Lubna is attempting to build an awareness and appreciation of the natural environment that surrounds her pupils. 'For me this is as relevant as teaching how to write and read, because it is only through raising eco-awareness amongst our children that we, as Palestinians have a chance of attaining a really durable and better future wherever we might be’. Lubna is a member of the Education Environment Committee, which was formed by a group of UNRWA teachers. The group aims to promote environmental awareness amongst Palestinian children and encourage community participation in environmental activities through the Agency’s network of schools and social centres.
Many of the children in Lubna’s class live in refugee camps, and are sadly deprived access to green countryside and the scenes their teacher is describing to them. 'I have never been to a forest, let alone to a garden, that is why I enjoy these talks about the environment and how we can keep our world clean so much, because it means one day I will also have the chance to see all that wonderful green land with my own eyes’, says nine year-old Noor.
However, efforts are being made to bring greenery into the camps. As part of its approach in tackling environment issues, UNRWA’s Education Department in Syria, in partnership with the Syrian Ministry of Agriculture and the Directorate of Forests, plans to set up a series of educational gardens in different camps around the country. The first garden will be in Dera’a camp.
Located in the southern part of Syria, very close to the Jordanian border, Dera’a is home to many of the country’s poorest Palestine refugees. It is here that Noor’s grandparents arrived in 1948. Since then, the population of the camp, originally constructed using tents and mud shelters, has grown six times; the amount of land allotted for it has, however, remained the same. This has resulted in extreme overcrowding for the 26,500 refugees currently living there amongst narrow streets where there is no green space at all.

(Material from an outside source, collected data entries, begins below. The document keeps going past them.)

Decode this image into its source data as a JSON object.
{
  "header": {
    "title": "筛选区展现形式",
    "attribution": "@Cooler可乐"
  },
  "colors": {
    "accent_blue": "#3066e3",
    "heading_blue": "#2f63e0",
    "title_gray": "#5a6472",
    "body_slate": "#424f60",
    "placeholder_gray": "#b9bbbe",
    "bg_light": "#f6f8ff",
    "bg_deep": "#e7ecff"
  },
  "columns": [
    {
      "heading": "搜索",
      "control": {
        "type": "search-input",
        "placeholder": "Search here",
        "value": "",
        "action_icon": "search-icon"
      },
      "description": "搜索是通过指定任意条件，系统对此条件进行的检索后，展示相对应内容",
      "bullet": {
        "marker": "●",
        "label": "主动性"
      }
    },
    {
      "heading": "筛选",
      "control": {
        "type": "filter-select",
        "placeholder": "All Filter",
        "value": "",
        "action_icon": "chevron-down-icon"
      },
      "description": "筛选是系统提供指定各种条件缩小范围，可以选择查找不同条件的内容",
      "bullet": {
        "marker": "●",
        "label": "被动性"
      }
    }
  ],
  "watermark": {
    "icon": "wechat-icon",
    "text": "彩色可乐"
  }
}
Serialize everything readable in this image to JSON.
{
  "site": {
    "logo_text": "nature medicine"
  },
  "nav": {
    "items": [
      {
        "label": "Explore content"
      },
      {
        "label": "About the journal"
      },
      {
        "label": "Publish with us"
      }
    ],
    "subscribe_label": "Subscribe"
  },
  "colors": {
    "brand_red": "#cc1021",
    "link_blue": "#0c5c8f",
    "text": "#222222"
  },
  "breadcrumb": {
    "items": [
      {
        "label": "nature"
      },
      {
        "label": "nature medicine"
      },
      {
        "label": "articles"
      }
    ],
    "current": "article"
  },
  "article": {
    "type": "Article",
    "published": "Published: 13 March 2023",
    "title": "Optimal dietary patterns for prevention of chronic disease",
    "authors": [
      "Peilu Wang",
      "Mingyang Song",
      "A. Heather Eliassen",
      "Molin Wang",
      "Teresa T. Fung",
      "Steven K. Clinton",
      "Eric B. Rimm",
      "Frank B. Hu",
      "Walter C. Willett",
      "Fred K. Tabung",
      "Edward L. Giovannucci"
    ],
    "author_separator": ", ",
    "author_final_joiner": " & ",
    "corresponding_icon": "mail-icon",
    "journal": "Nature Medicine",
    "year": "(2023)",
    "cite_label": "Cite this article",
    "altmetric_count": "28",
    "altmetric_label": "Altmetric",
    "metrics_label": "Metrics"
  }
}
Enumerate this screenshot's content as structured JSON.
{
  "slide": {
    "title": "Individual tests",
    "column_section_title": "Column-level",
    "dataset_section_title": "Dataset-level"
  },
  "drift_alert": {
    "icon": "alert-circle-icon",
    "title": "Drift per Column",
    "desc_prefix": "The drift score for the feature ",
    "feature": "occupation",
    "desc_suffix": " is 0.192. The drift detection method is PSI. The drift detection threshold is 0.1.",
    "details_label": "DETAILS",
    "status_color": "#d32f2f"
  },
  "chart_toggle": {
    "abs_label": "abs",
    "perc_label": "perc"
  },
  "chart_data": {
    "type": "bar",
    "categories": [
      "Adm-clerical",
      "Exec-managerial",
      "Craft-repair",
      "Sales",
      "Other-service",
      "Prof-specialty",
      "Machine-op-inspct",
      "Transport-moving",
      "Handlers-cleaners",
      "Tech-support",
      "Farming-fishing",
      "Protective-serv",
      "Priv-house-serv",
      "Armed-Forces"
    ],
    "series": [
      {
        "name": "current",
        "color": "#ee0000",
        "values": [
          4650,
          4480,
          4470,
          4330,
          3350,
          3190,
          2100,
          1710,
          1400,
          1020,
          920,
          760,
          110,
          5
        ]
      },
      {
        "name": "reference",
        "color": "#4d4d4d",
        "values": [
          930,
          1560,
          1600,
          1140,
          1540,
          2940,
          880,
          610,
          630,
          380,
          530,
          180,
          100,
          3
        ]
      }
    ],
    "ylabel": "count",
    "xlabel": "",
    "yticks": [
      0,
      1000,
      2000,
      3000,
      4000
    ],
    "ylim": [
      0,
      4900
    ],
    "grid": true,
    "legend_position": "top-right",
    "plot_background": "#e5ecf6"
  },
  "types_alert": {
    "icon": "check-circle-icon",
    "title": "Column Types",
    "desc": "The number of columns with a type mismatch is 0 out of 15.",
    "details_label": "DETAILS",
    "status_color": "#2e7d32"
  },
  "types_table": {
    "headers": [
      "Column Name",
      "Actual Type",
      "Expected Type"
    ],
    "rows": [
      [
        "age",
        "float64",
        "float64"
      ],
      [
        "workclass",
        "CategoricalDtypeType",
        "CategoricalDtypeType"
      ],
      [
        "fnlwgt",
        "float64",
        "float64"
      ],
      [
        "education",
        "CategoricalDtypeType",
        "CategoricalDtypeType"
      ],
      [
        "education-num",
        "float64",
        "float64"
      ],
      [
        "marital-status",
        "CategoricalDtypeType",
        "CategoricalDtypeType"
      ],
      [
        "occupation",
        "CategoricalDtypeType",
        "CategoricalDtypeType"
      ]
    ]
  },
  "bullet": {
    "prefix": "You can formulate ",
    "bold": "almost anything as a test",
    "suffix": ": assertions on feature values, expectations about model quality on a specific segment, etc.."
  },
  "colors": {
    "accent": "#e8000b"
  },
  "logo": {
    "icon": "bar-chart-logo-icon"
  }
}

'The ultimate goal is to improve people’s lives’ says Jamal Assiwin, the engineer in charge of making Dera’a Camp’s first garden a reality. Created on a piece of land donated by the region’s Governorate, the garden is expected to be finished by the summer. It will be a smoking and plastic-free zone, dotted with 200 species of plants from all over Syria, each of them with explanatory plaques. The garden will be partially maintained by groups of students from UNRWA schools, aptly called 'Green Teams’, as part of an effort to educate them on environmental sustainability and to boost their community spirit. The garden will also provide both Palestine refugees and Syrian citizens alike with an alternative setting for natural and cultural interaction, building social cohesion along the way.
'I am sure that if hope was a color it would be green’, confides Noor after her teacher finishes the lesson; in Dera’a camp’s first garden, she is right.